Yugen left the rich dark Amazon and came to a room of open-sea fish—long-spine porcupine fish, red sea bream, crescent sweetlips, painted sweetlips, red stingray, sharpbeak terapon, greater amberjack, cobia, banded houndshark, star snapper, longtooth groper.
Spiny lobster. How perfectly well its mottled grey, browns and ochres matched the gravelly seabed.
In another room, in a simulation of wharves and piers, barnacle-encrusted posts, slimy seaweed and an old anchor, were gold-eye rockfish, dark-banded rockfish, cloudy catshark, blotchy swell shark. These fish did not look well. They were listless, lying on top of each other, some vertical, heads towards the surface.
The monk was the only human here with them, the crowds drawn to the more colourful displays. He sat on the bench in the middle of the room and gathered his compassion, let the fish swim in and out of his eyes, in and out of his breathing. He thought of the death that would inevitably come to them as it would to him, as it had already come to Soshin.

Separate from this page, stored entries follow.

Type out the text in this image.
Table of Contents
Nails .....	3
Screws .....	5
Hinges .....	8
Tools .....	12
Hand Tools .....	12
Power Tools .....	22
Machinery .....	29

The individual fish that swam in the waters, the individual people who passed through these rooms, all were transient. If Yugen stayed here long enough he would see each of these fishes die. Everything was movement and change, but some changes were so slow—the birth and death of planets, the formation of rocks, the wearing down of mountains and the filling of valleys—that they were not perceptible in an individual lifetime. Even as he sat here Yugen knew that cells of his body were dying, some to be replaced, others not. Even as he sat here species were dying. How many were as bounteous in the wild ocean as they in the aquarium?
Giant Pacific octopus, fringed blenny, joyner stingfish, brocade perch, codling, snowy rockfish, longspine snipefish, blueberry roughy, orange roughy. Bastard halibut, Schlegel’s red bass, bar-tailed f lathead, striped jewfish, armourhead, slipper lobster, red crayfish, humpbacked shovel-nose lobster, striated hermit crab.
Bluefin tuna, great white shark, Patagonian toothfish, Murray cod, green turtle, humpback whale.